To see how Sesh Safety – which had 50,000 active members worldwide – had affected people’s lives, I posted on the replacement page asking for testimonies. My Facebook inbox whimpered from the deluge. Here are just a few:
It’s clear that, from bad acid trips to averted panic attacks and conquered addictions, the group – and its team of moderators, who watch over it 24 hours a day – have done a good job delivering non-judgmental harm reduction advice to the people who need it most.
A key facet of Sesh Safety’s offering is the Crisis Chat groups. These are private groups of moderators which members can be added to if they’re experiencing something particularly traumatic or dangerous. “This was probably the most intense part of our work. When we had 50,000 members we’d get four or five people a weekend,” says Dan.
He recalls the time Crisis Chat convinced two 15-year-olds who had taken 24 paracetamol-with-codeine and drunk a bottle of vodka to go to hospital. The boys weren’t going to bother and thought they could just sleep it off. One of them was told the next day that, had they not come in when they did, he would have likely died. Anecdotal, perhaps, but it’s stories like this which fuel Dan and his team’s passion for keeping people safe from harm.
Sesh Safety, of course, is not the first online forum where people can seek out honest drugs information. Bluelight and Erowid have existed for years, and there are endless sub-Reddits for those who have the inclination to find them. So what sets it apart?
“Sesh Safety’s presence on Facebook makes it unique,” says Dr Henry Fisher, Policy Director of the drug policy innovation hub Volteface. “It’s reached many more people; people who would never dream of going on Bluelight or Reddit, or even trust those sources because they don’t look as accessible and don’t seem as trustworthy.”
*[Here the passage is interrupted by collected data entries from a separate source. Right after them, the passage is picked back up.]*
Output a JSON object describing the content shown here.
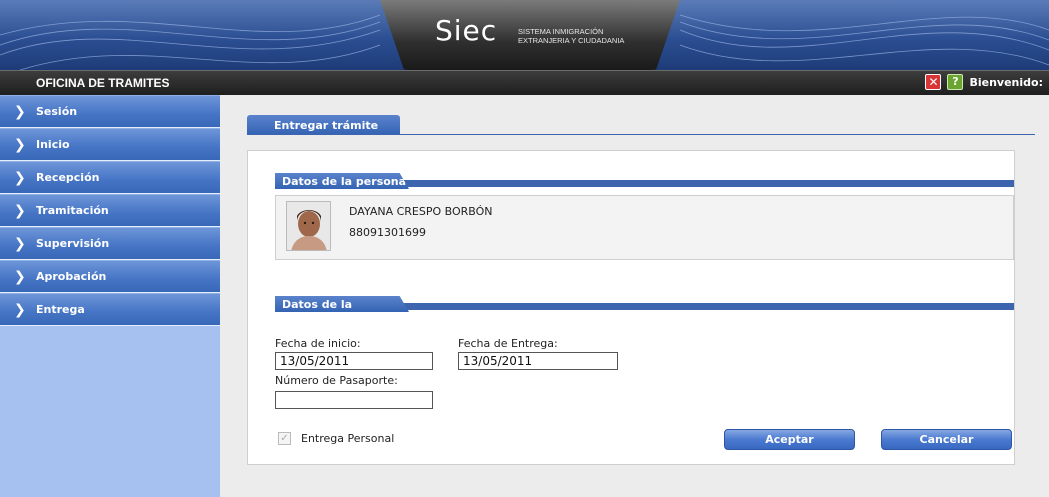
{
  "header": {
    "logo": "Siec",
    "logo_subtitle_line1": "SISTEMA INMIGRACIÓN",
    "logo_subtitle_line2": "EXTRANJERIA Y CIUDADANIA",
    "office_title": "OFICINA DE TRAMITES",
    "welcome": "Bienvenido:",
    "close_icon": "close-icon",
    "help_icon": "help-icon"
  },
  "sidebar": {
    "items": [
      {
        "label": "Sesión"
      },
      {
        "label": "Inicio"
      },
      {
        "label": "Recepción"
      },
      {
        "label": "Tramitación"
      },
      {
        "label": "Supervisión"
      },
      {
        "label": "Aprobación"
      },
      {
        "label": "Entrega"
      }
    ]
  },
  "main": {
    "tab": "Entregar trámite",
    "person_section": "Datos de la persona",
    "person": {
      "name": "DAYANA CRESPO BORBÓN",
      "id": "88091301699"
    },
    "request_section": "Datos de la Solicitud",
    "fecha_inicio_label": "Fecha de inicio:",
    "fecha_inicio_value": "13/05/2011",
    "fecha_entrega_label": "Fecha de Entrega:",
    "fecha_entrega_value": "13/05/2011",
    "pasaporte_label": "Número de Pasaporte:",
    "pasaporte_value": "",
    "entrega_personal_label": "Entrega Personal",
    "entrega_personal_checked": true,
    "aceptar": "Aceptar",
    "cancelar": "Cancelar"
  },
  "colors": {
    "accent": "#3363b3",
    "sidebar_bg": "#a6c1ef",
    "topbar": "#1e1e1e"
  }
}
It makes sense: to sign up to a site exclusively dedicated to drugs feels like a big step for the casual user. But Facebook is easy and it’s sanitised. Your nan’s on Facebook. She’s probably not on Sesh Safety, but she could be if she wanted to.
What is confusing is why Sesh Safety has felt the brunt of Zuckerberg’s Nikes when the group has always been steadfastly against the glorification of drugs, unlike other sesh-themed pages with many more followers. “We have noticed a lot less ‘triple drop [pills]’-type comments,” says Dan. “We give people one chance if they write something like that. The second time, it’s a ban. It seems to be sinking in.”
As those kind of posts faded away, the group started to skew more towards addressing issues of mental health and addiction, particularly to benzodiazepines like Xanax. Dan acknowledges this and says it’s an area where the group and its moderators need to improve, and that he is actively looking to engage mental health groups to help him offer specific advice.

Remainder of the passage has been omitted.